LEBARON: In fact, one of the bankers from one of the other banks told me years later that Doyle had – in some cases, where he really didn’t want to foreclose on people – had guaranteed the loans himself.

Try to get that kind of treatment at your local bank today!

Frank P. Doyle was no fool, though. He knew that a bridge across the Bay would not only provide market security to farmers, but would also increase tourist traffic, all the way to the Oregon border. The Redwood Highway was another of Doyle’s projects, which today contributes greatly to Sonoma County’s billion dollar tourist industry. No wonder he became known as “The Father of the Golden Gate Bridge.”

This was no empty title. Doyle headed the first meeting to formalize planning and construction of the bridge, drawing 300 people from the North Bay counties. Oh, and San Francisco was represented, too.

LEBARON: But they got these counties to agree, which was staggering, considering that in 1929 everything went south. And they were still able to start the bridge, to start construction. And as you know, the bridge came in – what was it? Under budget?

SHORT: It’s uh – the phrase I like is: It came in – it was completed on time, under budget, and it still works!

LEBARON: (laughs) Yeah, that’s it exactly. Say that – find something else that you can say that about!

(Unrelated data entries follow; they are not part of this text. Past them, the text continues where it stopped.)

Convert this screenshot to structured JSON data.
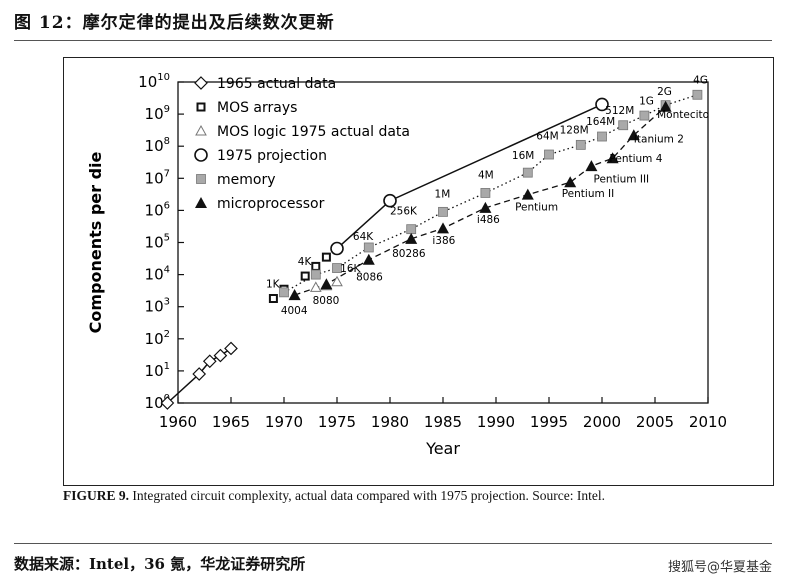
{
  "header": {
    "title": "图 12：摩尔定律的提出及后续数次更新"
  },
  "caption": {
    "label": "FIGURE 9.",
    "text": " Integrated circuit complexity, actual data compared with 1975 projection. Source: Intel."
  },
  "footer": {
    "source": "数据来源：Intel，36 氪，华龙证券研究所",
    "watermark": "搜狐号@华夏基金"
  },
  "chart_data": {
    "type": "scatter",
    "xlabel": "Year",
    "ylabel": "Components per die",
    "xlim": [
      1960,
      2010
    ],
    "ylim_log10": [
      0,
      10
    ],
    "x_ticks": [
      1960,
      1965,
      1970,
      1975,
      1980,
      1985,
      1990,
      1995,
      2000,
      2005,
      2010
    ],
    "y_tick_exponents": [
      0,
      1,
      2,
      3,
      4,
      5,
      6,
      7,
      8,
      9,
      10
    ],
    "y_scale": "log",
    "legend_position": "top-left",
    "series": [
      {
        "name": "1965 actual data",
        "marker": "diamond",
        "connect": "solid",
        "points": [
          [
            1959,
            1
          ],
          [
            1962,
            8
          ],
          [
            1963,
            20
          ],
          [
            1964,
            30
          ],
          [
            1965,
            50
          ]
        ]
      },
      {
        "name": "MOS arrays",
        "marker": "square-open",
        "points": [
          [
            1969,
            1800
          ],
          [
            1970,
            3500
          ],
          [
            1972,
            9000
          ],
          [
            1973,
            18000
          ],
          [
            1974,
            35000
          ]
        ]
      },
      {
        "name": "MOS logic 1975 actual data",
        "marker": "triangle-open",
        "points": [
          [
            1971,
            2300
          ],
          [
            1973,
            4000
          ],
          [
            1974,
            4500
          ],
          [
            1975,
            6000
          ]
        ]
      },
      {
        "name": "1975 projection",
        "marker": "circle-open",
        "connect": "solid",
        "points": [
          [
            1975,
            65000
          ],
          [
            1980,
            2000000
          ],
          [
            2000,
            2000000000
          ]
        ]
      },
      {
        "name": "memory",
        "marker": "square-gray",
        "connect": "dotted",
        "points": [
          [
            1970,
            2800
          ],
          [
            1973,
            10000
          ],
          [
            1975,
            16000
          ],
          [
            1978,
            70000
          ],
          [
            1982,
            260000
          ],
          [
            1985,
            900000
          ],
          [
            1989,
            3500000
          ],
          [
            1993,
            15000000
          ],
          [
            1995,
            55000000
          ],
          [
            1998,
            110000000
          ],
          [
            2000,
            200000000
          ],
          [
            2002,
            450000000
          ],
          [
            2004,
            900000000
          ],
          [
            2006,
            1900000000
          ],
          [
            2009,
            4000000000
          ]
        ]
      },
      {
        "name": "microprocessor",
        "marker": "triangle-filled",
        "connect": "dashed",
        "points": [
          [
            1971,
            2300
          ],
          [
            1974,
            5000
          ],
          [
            1978,
            29000
          ],
          [
            1982,
            130000
          ],
          [
            1985,
            275000
          ],
          [
            1989,
            1200000
          ],
          [
            1993,
            3100000
          ],
          [
            1997,
            7500000
          ],
          [
            1999,
            24000000
          ],
          [
            2001,
            42000000
          ],
          [
            2003,
            220000000
          ],
          [
            2006,
            1700000000
          ]
        ]
      }
    ],
    "annotations": [
      {
        "text": "1K",
        "x": 1968.3,
        "y": 4000,
        "anchor": "start"
      },
      {
        "text": "4K",
        "x": 1971.3,
        "y": 20000,
        "anchor": "start"
      },
      {
        "text": "16K",
        "x": 1975.3,
        "y": 12000,
        "anchor": "start"
      },
      {
        "text": "64K",
        "x": 1976.5,
        "y": 120000,
        "anchor": "start"
      },
      {
        "text": "256K",
        "x": 1980.0,
        "y": 750000,
        "anchor": "start"
      },
      {
        "text": "1M",
        "x": 1984.2,
        "y": 2500000,
        "anchor": "start"
      },
      {
        "text": "4M",
        "x": 1988.3,
        "y": 10000000,
        "anchor": "start"
      },
      {
        "text": "16M",
        "x": 1991.5,
        "y": 40000000,
        "anchor": "start"
      },
      {
        "text": "64M",
        "x": 1993.8,
        "y": 160000000,
        "anchor": "start"
      },
      {
        "text": "128M",
        "x": 1996.0,
        "y": 250000000,
        "anchor": "start"
      },
      {
        "text": "164M",
        "x": 1998.5,
        "y": 450000000,
        "anchor": "start"
      },
      {
        "text": "512M",
        "x": 2000.3,
        "y": 1000000000,
        "anchor": "start"
      },
      {
        "text": "1G",
        "x": 2003.5,
        "y": 2000000000,
        "anchor": "start"
      },
      {
        "text": "2G",
        "x": 2005.2,
        "y": 4000000000,
        "anchor": "start"
      },
      {
        "text": "4G",
        "x": 2008.6,
        "y": 9000000000,
        "anchor": "start"
      },
      {
        "text": "4004",
        "x": 1969.7,
        "y": 600,
        "anchor": "start"
      },
      {
        "text": "8080",
        "x": 1972.7,
        "y": 1200,
        "anchor": "start"
      },
      {
        "text": "8086",
        "x": 1976.8,
        "y": 6500,
        "anchor": "start"
      },
      {
        "text": "80286",
        "x": 1980.2,
        "y": 35000,
        "anchor": "start"
      },
      {
        "text": "i386",
        "x": 1984.0,
        "y": 90000,
        "anchor": "start"
      },
      {
        "text": "i486",
        "x": 1988.2,
        "y": 400000,
        "anchor": "start"
      },
      {
        "text": "Pentium",
        "x": 1991.8,
        "y": 1000000,
        "anchor": "start"
      },
      {
        "text": "Pentium II",
        "x": 1996.2,
        "y": 2600000,
        "anchor": "start"
      },
      {
        "text": "Pentium III",
        "x": 1999.2,
        "y": 7500000,
        "anchor": "start"
      },
      {
        "text": "Pentium 4",
        "x": 2000.7,
        "y": 32000000,
        "anchor": "start"
      },
      {
        "text": "Itanium 2",
        "x": 2003.0,
        "y": 130000000,
        "anchor": "start"
      },
      {
        "text": "Montecito",
        "x": 2005.2,
        "y": 750000000,
        "anchor": "start"
      }
    ]
  }
}
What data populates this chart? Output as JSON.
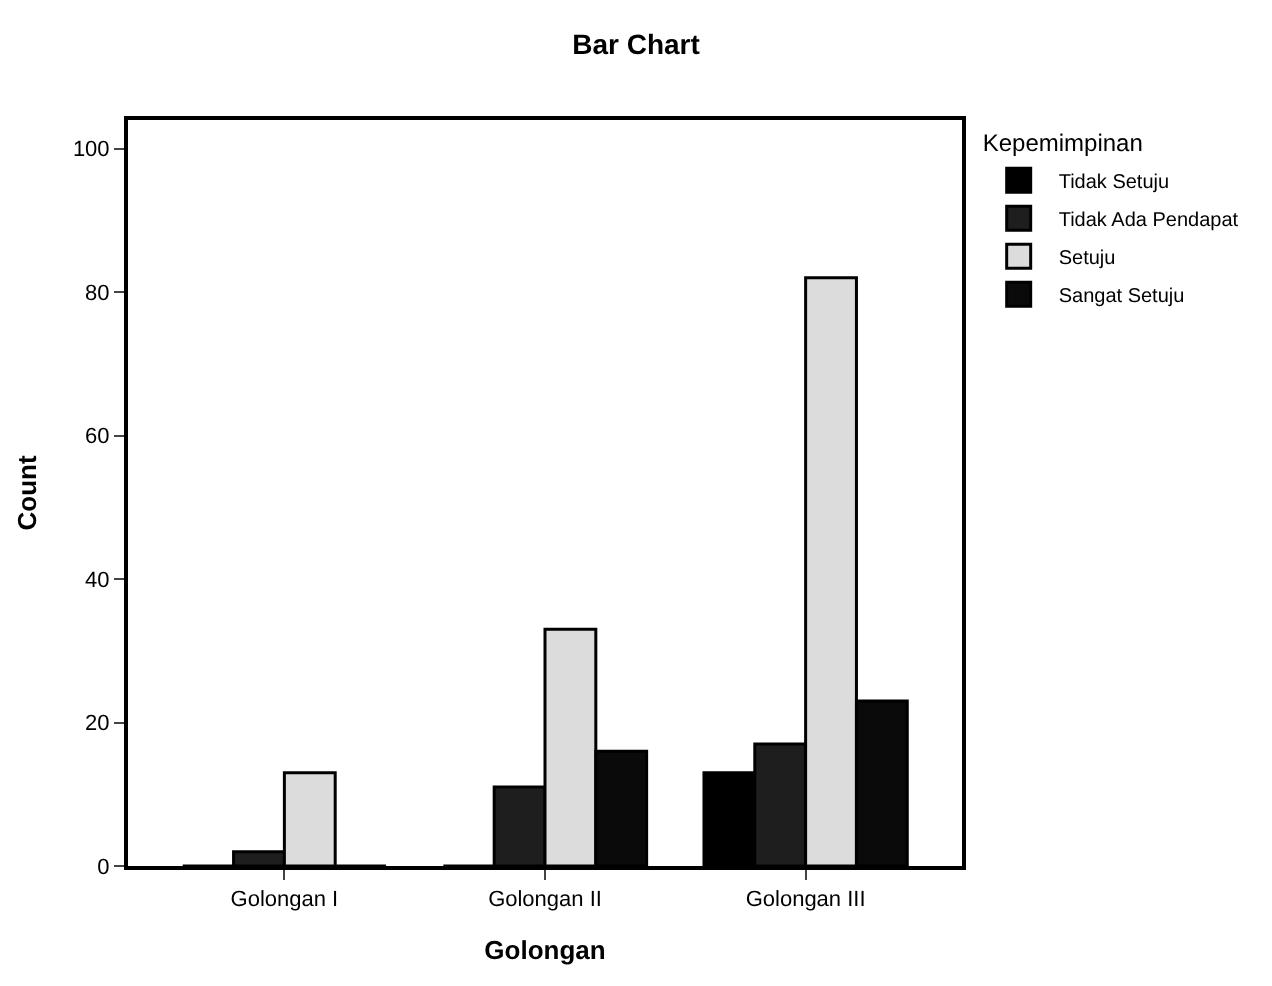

Doyle was the first civilian to cross the bridge by car when it opened in 1937. And he participated in the “ribbon cutting” – which actually involved blow torches burning through thick chains – to officially open the bridge to traffic.

And while there was no ceremony involved, the members of the Golden Gate Bridge and Highway District elected to name the access road on the San Francisco side of the bridge “Doyle Drive” to honor this civic and business leader for his efforts in making the project a reality.

Today, while the replacement work is informally referred to as “the Doyle Drive reconstruction,” the project’s website states that “Doyle Drive has been re-envisioned as the “Presidio Parkway.” 

Yet, officials insist, there are no plans to change the name. But how would that be received north of the bridge, if it happened?

LEBARON: Oh! I think there would be a lot of, kind of mild outrage ... probably led by – led by – by me! (laughs) I don’t know about outraged, but we’d be disappointed.    

That decision will likely be made before 2014, the year that the redesign of the Presidio Parkway – uh, I mean Doyle Drive – is projected for completion.

And if there is an official change some day, the Doyle Drive name will still live on, north of the bridge. Santa Rosans have their own “Doyle Drive,” which leads to Doyle Park – another community asset made possible by the Father of the Golden Gate Bridge.

In Santa Rosa, I’m Steven Short for Crosscurrents.